Interpreting the optical properties of oxide glasses with machine learning and Shapely additive explanations

Due to their excellent optical properties, glasses are used for various applications ranging from smartphone screens to telescopes. Developing compositions with tailored Abbe number (V-d) and refractive index at 587.6 nm (n(d)), two crucial optical properties, is a major challenge. To this extent, machine learning (ML) approaches have been successfully used to develop composition-property models. However, these models are essentially black boxes in nature and suffer from the lack of interpretability. In this paper, we demonstrate the use of ML models to predict the composition-dependent variations of V-d and n(d).
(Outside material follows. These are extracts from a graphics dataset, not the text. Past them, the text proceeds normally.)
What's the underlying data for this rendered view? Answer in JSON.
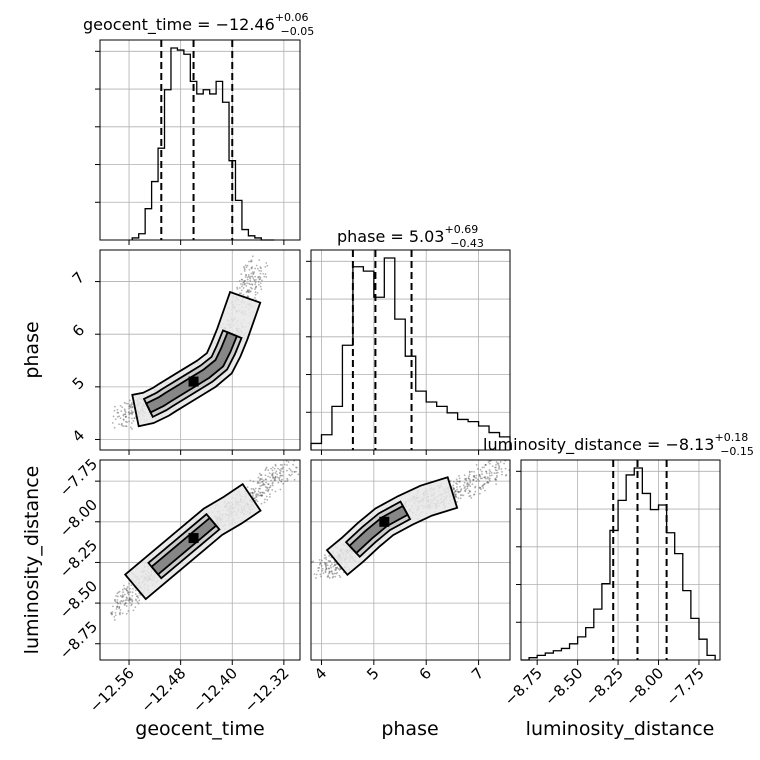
{
  "chart_data": {
    "type": "corner",
    "parameters": [
      "geocent_time",
      "phase",
      "luminosity_distance"
    ],
    "axis_labels": {
      "geocent_time": "geocent_time",
      "phase": "phase",
      "luminosity_distance": "luminosity_distance"
    },
    "titles": {
      "geocent_time": {
        "name": "geocent_time",
        "median": "−12.46",
        "plus": "+0.06",
        "minus": "−0.05"
      },
      "phase": {
        "name": "phase",
        "median": "5.03",
        "plus": "+0.69",
        "minus": "−0.43"
      },
      "luminosity_distance": {
        "name": "luminosity_distance",
        "median": "−8.13",
        "plus": "+0.18",
        "minus": "−0.15"
      }
    },
    "ranges": {
      "geocent_time": [
        -12.605,
        -12.295
      ],
      "phase": [
        3.8,
        7.6
      ],
      "luminosity_distance": [
        -8.85,
        -7.62
      ]
    },
    "ticks": {
      "geocent_time": [
        -12.56,
        -12.48,
        -12.4,
        -12.32
      ],
      "phase_x": [
        4,
        5,
        6,
        7
      ],
      "phase_y": [
        4,
        5,
        6,
        7
      ],
      "luminosity_distance": [
        -8.75,
        -8.5,
        -8.25,
        -8.0,
        -7.75
      ]
    },
    "tick_labels": {
      "geocent_time": [
        "−12.56",
        "−12.48",
        "−12.40",
        "−12.32"
      ],
      "phase": [
        "4",
        "5",
        "6",
        "7"
      ],
      "luminosity_distance": [
        "−8.75",
        "−8.50",
        "−8.25",
        "−8.00",
        "−7.75"
      ]
    },
    "quantiles": {
      "geocent_time": [
        -12.51,
        -12.46,
        -12.4
      ],
      "phase": [
        4.6,
        5.03,
        5.72
      ],
      "luminosity_distance": [
        -8.28,
        -8.13,
        -7.95
      ]
    },
    "histograms": {
      "geocent_time": {
        "bin_edges": [
          -12.555,
          -12.545,
          -12.535,
          -12.525,
          -12.515,
          -12.505,
          -12.495,
          -12.485,
          -12.475,
          -12.465,
          -12.455,
          -12.445,
          -12.435,
          -12.425,
          -12.415,
          -12.405,
          -12.395,
          -12.385,
          -12.375,
          -12.365,
          -12.355,
          -12.345,
          -12.335
        ],
        "counts": [
          1,
          3,
          15,
          28,
          44,
          72,
          92,
          91,
          89,
          76,
          70,
          72,
          70,
          76,
          66,
          38,
          19,
          5,
          2,
          1,
          0,
          0
        ]
      },
      "phase": {
        "bin_edges": [
          3.8,
          4.0,
          4.2,
          4.4,
          4.6,
          4.8,
          5.0,
          5.2,
          5.4,
          5.6,
          5.8,
          6.0,
          6.2,
          6.4,
          6.6,
          6.8,
          7.0,
          7.2,
          7.4,
          7.6
        ],
        "counts": [
          3,
          7,
          20,
          48,
          84,
          82,
          70,
          88,
          60,
          43,
          27,
          22,
          20,
          17,
          14,
          13,
          11,
          8,
          6
        ]
      },
      "luminosity_distance": {
        "bin_edges": [
          -8.85,
          -8.8,
          -8.75,
          -8.7,
          -8.65,
          -8.6,
          -8.55,
          -8.5,
          -8.45,
          -8.4,
          -8.35,
          -8.3,
          -8.25,
          -8.2,
          -8.15,
          -8.1,
          -8.05,
          -8.0,
          -7.95,
          -7.9,
          -7.85,
          -7.8,
          -7.75,
          -7.7,
          -7.65
        ],
        "counts": [
          0,
          1,
          2,
          3,
          4,
          5,
          7,
          10,
          14,
          22,
          33,
          56,
          69,
          80,
          83,
          72,
          65,
          67,
          55,
          46,
          30,
          18,
          9,
          2
        ]
      }
    },
    "scatter_path": {
      "geocent_time_vs_phase": {
        "x": [
          -12.57,
          -12.55,
          -12.53,
          -12.51,
          -12.5,
          -12.48,
          -12.46,
          -12.44,
          -12.42,
          -12.41,
          -12.4,
          -12.39,
          -12.38,
          -12.37,
          -12.36
        ],
        "y": [
          4.4,
          4.55,
          4.6,
          4.72,
          4.8,
          4.95,
          5.1,
          5.25,
          5.45,
          5.7,
          6.0,
          6.35,
          6.7,
          7.0,
          7.3
        ]
      },
      "geocent_time_vs_luminosity_distance": {
        "x": [
          -12.58,
          -12.55,
          -12.52,
          -12.49,
          -12.46,
          -12.43,
          -12.4,
          -12.37,
          -12.34,
          -12.31
        ],
        "y": [
          -8.55,
          -8.4,
          -8.3,
          -8.2,
          -8.1,
          -8.0,
          -7.93,
          -7.85,
          -7.75,
          -7.65
        ]
      },
      "phase_vs_luminosity_distance": {
        "x": [
          4.0,
          4.3,
          4.6,
          4.9,
          5.2,
          5.6,
          6.0,
          6.5,
          7.0,
          7.5
        ],
        "y": [
          -8.32,
          -8.25,
          -8.17,
          -8.08,
          -8.0,
          -7.93,
          -7.87,
          -7.82,
          -7.75,
          -7.65
        ]
      }
    },
    "grid": true
  }
}
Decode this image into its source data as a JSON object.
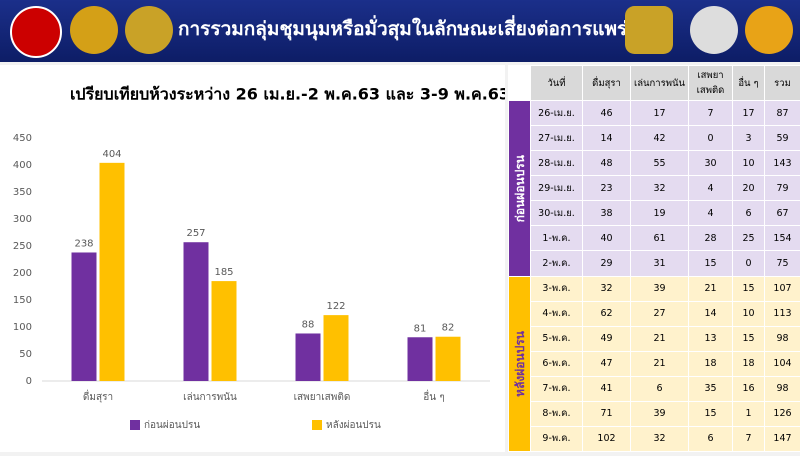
{
  "header": {
    "title": "การรวมกลุ่มชุมนุมหรือมั่วสุมในลักษณะเสี่ยงต่อการแพร่เชื้อ"
  },
  "chart_data": {
    "type": "bar",
    "title": "เปรียบเทียบห้วงระหว่าง 26 เม.ย.-2 พ.ค.63 และ 3-9 พ.ค.63",
    "categories": [
      "ดื่มสุรา",
      "เล่นการพนัน",
      "เสพยาเสพติด",
      "อื่น ๆ"
    ],
    "series": [
      {
        "name": "ก่อนผ่อนปรน",
        "color": "#7030a0",
        "values": [
          238,
          257,
          88,
          81
        ]
      },
      {
        "name": "หลังผ่อนปรน",
        "color": "#ffc000",
        "values": [
          404,
          185,
          122,
          82
        ]
      }
    ],
    "ylim": [
      0,
      450
    ],
    "yticks": [
      0,
      50,
      100,
      150,
      200,
      250,
      300,
      350,
      400,
      450
    ],
    "grid": false,
    "legend": "bottom"
  },
  "table": {
    "columns": [
      "วันที่",
      "ดื่มสุรา",
      "เล่นการพนัน",
      "เสพยา เสพติด",
      "อื่น ๆ",
      "รวม"
    ],
    "groups": [
      {
        "label": "ก่อนผ่อนปรน",
        "rows": [
          [
            "26-เม.ย.",
            46,
            17,
            7,
            17,
            87
          ],
          [
            "27-เม.ย.",
            14,
            42,
            0,
            3,
            59
          ],
          [
            "28-เม.ย.",
            48,
            55,
            30,
            10,
            143
          ],
          [
            "29-เม.ย.",
            23,
            32,
            4,
            20,
            79
          ],
          [
            "30-เม.ย.",
            38,
            19,
            4,
            6,
            67
          ],
          [
            "1-พ.ค.",
            40,
            61,
            28,
            25,
            154
          ],
          [
            "2-พ.ค.",
            29,
            31,
            15,
            0,
            75
          ]
        ]
      },
      {
        "label": "หลังผ่อนปรน",
        "rows": [
          [
            "3-พ.ค.",
            32,
            39,
            21,
            15,
            107
          ],
          [
            "4-พ.ค.",
            62,
            27,
            14,
            10,
            113
          ],
          [
            "5-พ.ค.",
            49,
            21,
            13,
            15,
            98
          ],
          [
            "6-พ.ค.",
            47,
            21,
            18,
            18,
            104
          ],
          [
            "7-พ.ค.",
            41,
            6,
            35,
            16,
            98
          ],
          [
            "8-พ.ค.",
            71,
            39,
            15,
            1,
            126
          ],
          [
            "9-พ.ค.",
            102,
            32,
            6,
            7,
            147
          ]
        ]
      }
    ]
  }
}
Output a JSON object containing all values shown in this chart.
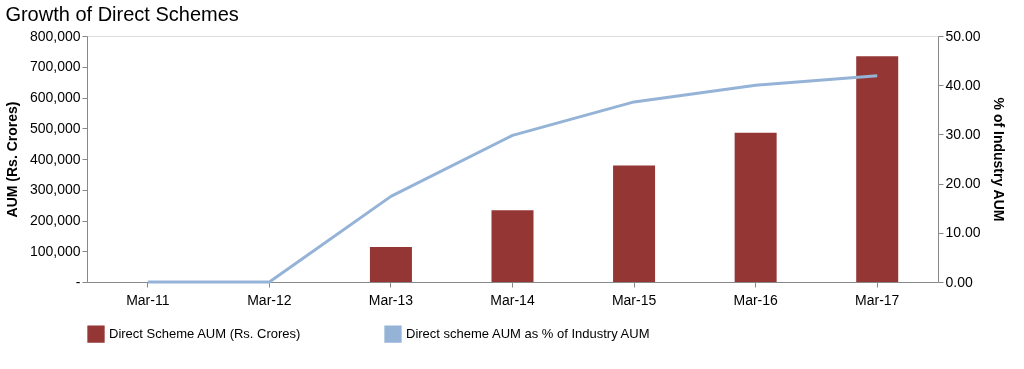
{
  "chart_data": {
    "type": "bar",
    "title": "Growth of Direct Schemes",
    "categories": [
      "Mar-11",
      "Mar-12",
      "Mar-13",
      "Mar-14",
      "Mar-15",
      "Mar-16",
      "Mar-17"
    ],
    "series": [
      {
        "name": "Direct Scheme AUM (Rs. Crores)",
        "color": "#943634",
        "values": [
          null,
          null,
          114000,
          233000,
          379000,
          485000,
          734000
        ]
      },
      {
        "name": "Direct scheme AUM as % of Industry AUM",
        "type": "line",
        "axis": "y2",
        "color": "#95b3d7",
        "values": [
          0,
          0,
          17.4,
          29.8,
          36.6,
          40.0,
          41.9
        ]
      }
    ],
    "ylabel": "AUM (Rs. Crores)",
    "y2label": "% of Industry AUM",
    "ylim": [
      0,
      800000
    ],
    "yticks": [
      {
        "value": 0,
        "label": "-"
      },
      {
        "value": 100000,
        "label": "100,000"
      },
      {
        "value": 200000,
        "label": "200,000"
      },
      {
        "value": 300000,
        "label": "300,000"
      },
      {
        "value": 400000,
        "label": "400,000"
      },
      {
        "value": 500000,
        "label": "500,000"
      },
      {
        "value": 600000,
        "label": "600,000"
      },
      {
        "value": 700000,
        "label": "700,000"
      },
      {
        "value": 800000,
        "label": "800,000"
      }
    ],
    "y2lim": [
      0,
      50
    ],
    "y2ticks": [
      {
        "value": 0,
        "label": "0.00"
      },
      {
        "value": 10,
        "label": "10.00"
      },
      {
        "value": 20,
        "label": "20.00"
      },
      {
        "value": 30,
        "label": "30.00"
      },
      {
        "value": 40,
        "label": "40.00"
      },
      {
        "value": 50,
        "label": "50.00"
      }
    ],
    "grid": false,
    "legend": "bottom"
  }
}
Further, using Shapely additive explanations (SHAP), we interpret the ML models to identify the contribution of each of the input components toward target prediction. We observe that glass formers such as SiO2, B2O3, and P2O5 and intermediates such as TiO2, PbO, and Bi2O3 play a significant role in controlling the optical properties. Interestingly, components contributing toward increasing the n(d) are found to decrease the V-d and vice versa. Finally, we develop the Abbe diagram, using the ML models, allowing accelerated discovery of new glasses for optical properties beyond the experimental pareto front. Overall, employing explainable ML, we predict and interpret the compositional control on the optical properties of oxide glasses.

Automated summary

This paper demonstrates the use of machine learning models to predict and interpret the optical properties of oxide glasses, showing the application of ML models in compositional control and providing explanations of the model results through Shapely additive explanations (SHAP).